Our local independent weekly newspaper has a column called "WTF" that attempts to answer questions about local weirdness (e.g. "what the heck is that weird building down on the southern end of Dorset Street?"). This week's WTF question was "WTF: Why Are Some People Called for Jury Duty While Others Never Are?"
I'm 51 and have never served as a juror.
I registered to vote when I turned 18. I was a freshman in college down in Georgia when I received a jury summons for service back in my home county in Virginia. I filled out the response form with "off at college, kthxbye" and that was that. Never received a peep since.
Carole's never been called at all, in any way, shape, or form.
I'm 51, and she's 48. Between the two of us, zip, zilch, nada in terms of juror service. Neither of us has ever not been registered to vote, so you'd think our number would come up now and then, right?
But hey, probability says situations like ours must exist (as the WTF article linked above explains). Knowing that doesn't stop me from feeling kind of ... I dunno, left out.

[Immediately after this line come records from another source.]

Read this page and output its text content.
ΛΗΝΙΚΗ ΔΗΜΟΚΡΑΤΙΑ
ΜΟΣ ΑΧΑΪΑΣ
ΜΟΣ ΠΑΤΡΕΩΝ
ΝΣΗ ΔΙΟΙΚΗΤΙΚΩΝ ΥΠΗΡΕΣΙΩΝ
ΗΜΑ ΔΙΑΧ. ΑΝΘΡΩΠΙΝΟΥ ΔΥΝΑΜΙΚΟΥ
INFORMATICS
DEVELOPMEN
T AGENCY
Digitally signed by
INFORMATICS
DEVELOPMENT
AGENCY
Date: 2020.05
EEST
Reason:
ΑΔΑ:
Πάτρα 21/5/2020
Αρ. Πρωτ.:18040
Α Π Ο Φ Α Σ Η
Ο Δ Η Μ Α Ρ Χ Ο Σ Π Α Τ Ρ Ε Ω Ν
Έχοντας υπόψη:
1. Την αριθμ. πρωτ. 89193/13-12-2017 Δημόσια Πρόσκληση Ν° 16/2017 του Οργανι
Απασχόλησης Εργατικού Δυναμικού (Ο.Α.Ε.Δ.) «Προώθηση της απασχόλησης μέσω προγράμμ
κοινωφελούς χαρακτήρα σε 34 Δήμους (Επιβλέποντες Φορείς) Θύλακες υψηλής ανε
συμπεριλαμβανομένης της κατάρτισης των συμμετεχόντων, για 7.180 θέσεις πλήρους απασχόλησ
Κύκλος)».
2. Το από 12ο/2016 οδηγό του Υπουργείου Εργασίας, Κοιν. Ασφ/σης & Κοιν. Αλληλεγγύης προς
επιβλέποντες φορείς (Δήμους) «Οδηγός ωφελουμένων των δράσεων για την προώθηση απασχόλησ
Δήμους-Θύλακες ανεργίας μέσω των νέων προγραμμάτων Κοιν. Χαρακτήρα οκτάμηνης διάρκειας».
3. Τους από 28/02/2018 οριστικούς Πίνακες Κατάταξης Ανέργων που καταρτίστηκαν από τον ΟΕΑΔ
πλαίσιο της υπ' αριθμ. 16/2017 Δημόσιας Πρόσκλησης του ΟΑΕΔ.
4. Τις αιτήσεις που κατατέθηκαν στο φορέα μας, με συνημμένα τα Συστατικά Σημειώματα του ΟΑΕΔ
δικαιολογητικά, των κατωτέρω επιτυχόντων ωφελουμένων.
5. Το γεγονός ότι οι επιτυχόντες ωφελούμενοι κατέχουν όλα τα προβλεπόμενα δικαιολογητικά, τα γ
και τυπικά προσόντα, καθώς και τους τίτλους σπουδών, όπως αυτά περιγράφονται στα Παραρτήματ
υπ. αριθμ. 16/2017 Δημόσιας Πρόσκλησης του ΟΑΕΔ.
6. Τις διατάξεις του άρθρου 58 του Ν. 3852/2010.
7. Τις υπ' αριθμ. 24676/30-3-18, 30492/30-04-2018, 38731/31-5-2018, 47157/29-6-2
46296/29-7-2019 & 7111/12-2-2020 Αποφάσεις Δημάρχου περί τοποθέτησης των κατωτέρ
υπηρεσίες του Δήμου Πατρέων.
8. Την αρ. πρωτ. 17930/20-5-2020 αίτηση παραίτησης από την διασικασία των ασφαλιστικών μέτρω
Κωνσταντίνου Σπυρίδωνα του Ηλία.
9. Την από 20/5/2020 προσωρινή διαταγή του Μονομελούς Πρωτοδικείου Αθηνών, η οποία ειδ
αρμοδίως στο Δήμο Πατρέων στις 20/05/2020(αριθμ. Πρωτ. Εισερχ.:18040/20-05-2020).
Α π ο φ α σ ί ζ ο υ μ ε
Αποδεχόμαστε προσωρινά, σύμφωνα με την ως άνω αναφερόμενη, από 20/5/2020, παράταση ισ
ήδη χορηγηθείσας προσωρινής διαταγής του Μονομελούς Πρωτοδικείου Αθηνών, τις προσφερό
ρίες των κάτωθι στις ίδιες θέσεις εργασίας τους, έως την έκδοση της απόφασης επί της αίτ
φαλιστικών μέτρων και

Admittedly, it would be kind of a headache if I did get called because my work involves very frequent travel scheduled far in advance, but at the same time, it'd be an interesting experience... for some definition of "interesting". It'd be nice just to see what goes on.
On the other hand, I understand that it's not uncommon to get empaneled, make arrangements to have time off and get day care and stuff, only to have the case in question get plea bargained. Everything gets plea bargained these days, or so I understand.
Still. Even if I got called to be a juror for a case involving jaywalking in a blizzard at 2 am on a Sunday and it got pled down to fourth degree mopery and dopery, at least then I could puff out my chest and say "I've done my civic duty."